I understand this project as a way to attempt to come in terms with these special places, borderlands, by producing images of their conflicting essence continuity and division. National borders and borderlands in their modern form have a history of no more than 3 centuries that more or less coincides with that of the modern nation state. Especially in the Balkans, borders have been the bloody outcome of a process immitating a dormant volcano, of which you can never be certain when it will active again. Furthermore, during the last two decades balkan borderlands are yet again at the center of public imagination despite or rather because of their marginality. The people who attempt to approach safery that Europe stands for in their imagination, running away from war and hunger, have to go through this liminal spaces. There, seems to be the power that will transform them from helpless anonymous into refuggees entitled to protection and support. While this has become the border reality of the last few years, the here and now of the corona virus crises has yet produced new lenses through which borders and borderlands can be looked at. At a time that social distancing has paradoxically become a criterium for one's solidarity to others, national borders, have gain new importance as the technology of keeping people apart par excellence.

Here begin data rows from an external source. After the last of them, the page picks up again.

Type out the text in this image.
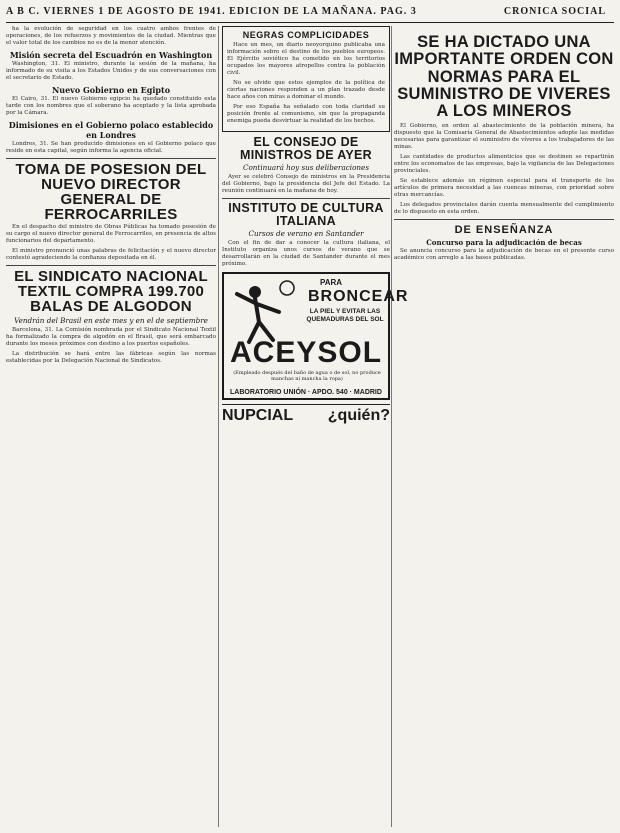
A B C. VIERNES 1 DE AGOSTO DE 1941. EDICION DE LA MAÑANA. PAG. 3	CRONICA SOCIAL

ha la evolución de seguridad en los cuatro ambos frentes de operaciones, de los refuerzos y movimientos de la ciudad. Mientras que el valor total de los cambios no es de la menor atención.

Misión secreta del Escuadrón en Washington

Washington, 31. El ministro, durante la sesión de la mañana, ha informado de su visita a los Estados Unidos y de sus conversaciones con el secretario de Estado.

Nuevo Gobierno en Egipto

El Cairo, 31. El nuevo Gobierno egipcio ha quedado constituido esta tarde con los nombres que el soberano ha aceptado y la lista aprobada por la Cámara.

Dimisiones en el Gobierno polaco establecido en Londres

Londres, 31. Se han producido dimisiones en el Gobierno polaco que reside en esta capital, según informa la agencia oficial.

TOMA DE POSESION DEL NUEVO DIRECTOR GENERAL DE FERROCARRILES

En el despacho del ministro de Obras Públicas ha tomado posesión de su cargo el nuevo director general de Ferrocarriles, en presencia de altos funcionarios del departamento.

El ministro pronunció unas palabras de felicitación y el nuevo director contestó agradeciendo la confianza depositada en él.

EL SINDICATO NACIONAL TEXTIL COMPRA 199.700 BALAS DE ALGODON

Vendrán del Brasil en este mes y en el de septiembre

Barcelona, 31. La Comisión nombrada por el Sindicato Nacional Textil ha formalizado la compra de algodón en el Brasil, que será embarcado durante los meses próximos con destino a los puertos españoles.

La distribución se hará entre las fábricas según las normas establecidas por la Delegación Nacional de Sindicatos.

NEGRAS COMPLICIDADES

Hace un mes, un diario neoyorquino publicaba una información sobre el destino de los pueblos europeos. El Ejército soviético ha cometido en los territorios ocupados los mayores atropellos contra la población civil.

No se olvide que estos ejemplos de la política de ciertas naciones responden a un plan trazado desde hace años con miras a dominar el mundo.

Por eso España ha señalado con toda claridad su posición frente al comunismo, sin que la propaganda enemiga pueda desvirtuar la realidad de los hechos.

EL CONSEJO DE MINISTROS DE AYER

Continuará hoy sus deliberaciones

Ayer se celebró Consejo de ministros en la Presidencia del Gobierno, bajo la presidencia del Jefe del Estado. La reunión continuará en la mañana de hoy.

INSTITUTO DE CULTURA ITALIANA

Cursos de verano en Santander

Con el fin de dar a conocer la cultura italiana, el Instituto organiza unos cursos de verano que se desarrollarán en la ciudad de Santander durante el mes próximo.

PARA
BRONCEAR
LA PIEL Y EVITAR LAS QUEMADURAS DEL SOL
ACEYSOL
(Empleado después del baño de agua o de sol, no produce manchas ni mancha la ropa)
LABORATORIO UNIÓN · APDO. 540 · MADRID
NUPCIAL ¿quién?
SE HA DICTADO UNA IMPORTANTE ORDEN CON NORMAS PARA EL SUMINISTRO DE VIVERES A LOS MINEROS

El Gobierno, en orden al abastecimiento de la población minera, ha dispuesto que la Comisaría General de Abastecimientos adopte las medidas necesarias para garantizar el suministro de víveres a los trabajadores de las minas.

Las cantidades de productos alimenticios que se destinen se repartirán entre los economatos de las empresas, bajo la vigilancia de las Delegaciones provinciales.

Se establece además un régimen especial para el transporte de los artículos de primera necesidad a las cuencas mineras, con prioridad sobre otras mercancías.

Los delegados provinciales darán cuenta mensualmente del cumplimiento de lo dispuesto en esta orden.

DE ENSEÑANZA

Concurso para la adjudicación de becas

Se anuncia concurso para la adjudicación de becas en el presente curso académico con arreglo a las bases publicadas.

I have already travelled to all four borderlands between Greece and its neigboring countries producing images of the spaces and the people that cross them, live there or are positioned there as part of nation state apparatuses. I intend to continue this work by visiting all border areas of the region, aiming to bring forward their day to day reality, focusing on the way the exclusion of the border is experienced by all those that in a way consume and produce the borderline at the same time. Depopulated villages, refuggees, deserted fields, humming border cities, realities that constantly negate themselves.